Helen Castor has an exhilarating narrative gift… I think readers will love this book
– Hilary Mantel
Helen Castor has long been fascinated by the exercise of power: how rulers rule and why people obey them. And in the Middle Ages – the period in which Dr Castor specializes – power was inherently and inescapably male. That, at least, was the theory. In practice, however, the political waters were muddied twice over: first, by the principle of heredity, which risked bestowing the right to rule on daughters as well as on sons; and, second, by the sheer calibre of some of the women sidelined by these formal structures of power. For behind the masculine façade of government, mothers and wives could exert an irresistible influence on the policies of kings and nobles. And an exceptional woman in exceptional circumstances might do much more than that. It’s a scenario that resonates deeply, even now, at a distance of more than half a millennium. In formal terms, our aspirations are very different: that ability, not inheritance or gender, should determine participation in public life. But the experience of a woman confronted by barriers, spoken or unspoken, that her male counterpart doesn’t face is as immediately recognizable in twenty-first-century boardrooms and council chambers as it is in twelfth-century courts and castles.

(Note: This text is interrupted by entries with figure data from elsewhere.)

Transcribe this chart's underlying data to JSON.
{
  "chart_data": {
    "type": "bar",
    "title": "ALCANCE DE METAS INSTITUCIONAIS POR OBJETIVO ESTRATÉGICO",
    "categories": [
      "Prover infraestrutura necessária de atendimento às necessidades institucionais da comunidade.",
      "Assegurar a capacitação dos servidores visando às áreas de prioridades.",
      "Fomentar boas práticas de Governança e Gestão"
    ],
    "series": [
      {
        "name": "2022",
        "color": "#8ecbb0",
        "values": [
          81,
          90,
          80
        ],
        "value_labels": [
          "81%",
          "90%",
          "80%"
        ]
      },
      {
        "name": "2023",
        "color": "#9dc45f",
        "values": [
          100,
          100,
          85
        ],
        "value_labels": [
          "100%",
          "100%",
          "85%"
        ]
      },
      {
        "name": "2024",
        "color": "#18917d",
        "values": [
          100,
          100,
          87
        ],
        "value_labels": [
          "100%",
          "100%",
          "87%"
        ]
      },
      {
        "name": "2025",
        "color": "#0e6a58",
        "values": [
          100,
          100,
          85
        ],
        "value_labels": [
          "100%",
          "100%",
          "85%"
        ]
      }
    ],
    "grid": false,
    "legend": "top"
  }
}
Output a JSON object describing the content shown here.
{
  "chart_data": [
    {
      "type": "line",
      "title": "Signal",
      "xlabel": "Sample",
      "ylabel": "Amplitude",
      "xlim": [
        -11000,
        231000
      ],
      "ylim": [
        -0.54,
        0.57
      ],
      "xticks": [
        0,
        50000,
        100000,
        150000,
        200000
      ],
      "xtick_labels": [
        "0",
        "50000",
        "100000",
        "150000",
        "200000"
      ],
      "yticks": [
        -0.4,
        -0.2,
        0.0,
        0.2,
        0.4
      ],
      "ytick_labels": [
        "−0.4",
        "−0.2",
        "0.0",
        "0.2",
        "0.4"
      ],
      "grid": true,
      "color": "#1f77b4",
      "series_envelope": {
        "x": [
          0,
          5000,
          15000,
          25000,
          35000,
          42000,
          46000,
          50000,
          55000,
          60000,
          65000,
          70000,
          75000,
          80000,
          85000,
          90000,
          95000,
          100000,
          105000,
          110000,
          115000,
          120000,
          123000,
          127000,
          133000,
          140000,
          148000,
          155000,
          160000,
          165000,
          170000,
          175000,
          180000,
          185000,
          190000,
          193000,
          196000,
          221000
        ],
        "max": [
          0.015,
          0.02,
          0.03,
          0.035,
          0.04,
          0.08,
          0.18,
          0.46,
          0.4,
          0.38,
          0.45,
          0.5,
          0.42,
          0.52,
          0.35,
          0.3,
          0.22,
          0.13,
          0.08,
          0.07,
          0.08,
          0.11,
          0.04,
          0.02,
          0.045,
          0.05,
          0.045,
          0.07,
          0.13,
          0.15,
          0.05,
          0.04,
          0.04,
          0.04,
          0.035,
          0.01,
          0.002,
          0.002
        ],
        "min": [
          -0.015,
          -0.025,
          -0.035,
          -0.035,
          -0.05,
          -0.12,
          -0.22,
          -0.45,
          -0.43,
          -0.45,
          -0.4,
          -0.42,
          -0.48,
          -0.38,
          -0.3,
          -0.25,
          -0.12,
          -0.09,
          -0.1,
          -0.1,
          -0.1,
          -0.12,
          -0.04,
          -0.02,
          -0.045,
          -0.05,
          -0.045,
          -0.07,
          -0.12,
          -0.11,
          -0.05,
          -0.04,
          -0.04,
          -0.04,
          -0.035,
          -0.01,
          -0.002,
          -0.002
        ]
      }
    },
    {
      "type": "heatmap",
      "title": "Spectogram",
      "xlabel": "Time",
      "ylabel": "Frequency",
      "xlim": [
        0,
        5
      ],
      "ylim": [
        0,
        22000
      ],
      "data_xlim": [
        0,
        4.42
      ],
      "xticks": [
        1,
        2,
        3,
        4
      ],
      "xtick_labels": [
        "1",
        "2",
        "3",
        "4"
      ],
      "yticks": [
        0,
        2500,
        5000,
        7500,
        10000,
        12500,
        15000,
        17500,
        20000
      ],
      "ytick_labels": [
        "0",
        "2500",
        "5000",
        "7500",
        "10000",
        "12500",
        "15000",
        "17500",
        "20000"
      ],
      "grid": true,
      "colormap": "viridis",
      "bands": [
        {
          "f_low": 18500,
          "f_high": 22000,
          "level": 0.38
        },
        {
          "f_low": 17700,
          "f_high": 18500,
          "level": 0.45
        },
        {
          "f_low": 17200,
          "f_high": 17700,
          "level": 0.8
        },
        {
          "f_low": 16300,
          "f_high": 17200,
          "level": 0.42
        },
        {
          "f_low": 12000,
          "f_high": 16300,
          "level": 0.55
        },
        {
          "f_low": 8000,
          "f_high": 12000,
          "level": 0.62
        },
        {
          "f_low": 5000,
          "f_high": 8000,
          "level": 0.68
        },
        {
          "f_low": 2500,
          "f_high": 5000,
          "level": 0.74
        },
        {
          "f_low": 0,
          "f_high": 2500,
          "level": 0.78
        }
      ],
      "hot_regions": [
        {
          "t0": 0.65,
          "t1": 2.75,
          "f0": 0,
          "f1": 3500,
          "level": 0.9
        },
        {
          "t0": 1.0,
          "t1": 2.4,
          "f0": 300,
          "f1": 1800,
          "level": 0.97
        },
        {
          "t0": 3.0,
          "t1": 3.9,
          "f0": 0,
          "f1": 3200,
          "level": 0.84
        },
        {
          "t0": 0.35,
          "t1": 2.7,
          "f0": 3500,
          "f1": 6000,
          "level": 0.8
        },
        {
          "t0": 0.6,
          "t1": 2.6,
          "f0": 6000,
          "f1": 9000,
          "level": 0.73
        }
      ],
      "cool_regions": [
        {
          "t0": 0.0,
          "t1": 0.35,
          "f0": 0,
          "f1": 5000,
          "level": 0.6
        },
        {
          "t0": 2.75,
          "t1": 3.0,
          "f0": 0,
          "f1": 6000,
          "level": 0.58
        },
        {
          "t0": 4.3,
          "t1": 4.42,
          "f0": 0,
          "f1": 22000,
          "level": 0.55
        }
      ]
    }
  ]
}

The seven extraordinary women who ruled England during the five hundred years between the Conquest and the end of the sixteenth century were: Matilda, Eleanor of Aquitaine, Isabella of France, Margaret of Anjou, Jane Grey, and the Tudor queens Mary and Elizabeth. Dr Castor’s intention in telling their compelling story is not, however, to pursue such contemporary parallels in explicit terms. Rather, the aim is evoke the vanished worlds of these seven charismatic women in a compelling combination of the personal and the political, of private and public lives. And to explore these lives is to realize just how far we’ve come, and yet how little has changed.
Helen Castor is a Fellow in History at Sidney Sussex College, Cambridge, who also writes reviews and features for the Sunday Times, the Sunday Telegraph and the Guardian. She spent ten years working on the Paston letters, the subject of her first book, BLOOD AND ROSES, which won the Beatrice White Prize in 2006 for outstanding scholarly work in the field of English Literature. More recently, she published SHE WOLVES, a popular history book on the women who ruled England before Elizabeth I, which has received widespread critical acclaim.
She also recently wrote and presented several episodes for BBC Radio 4’s Making History series. She lives in London with her husband and son.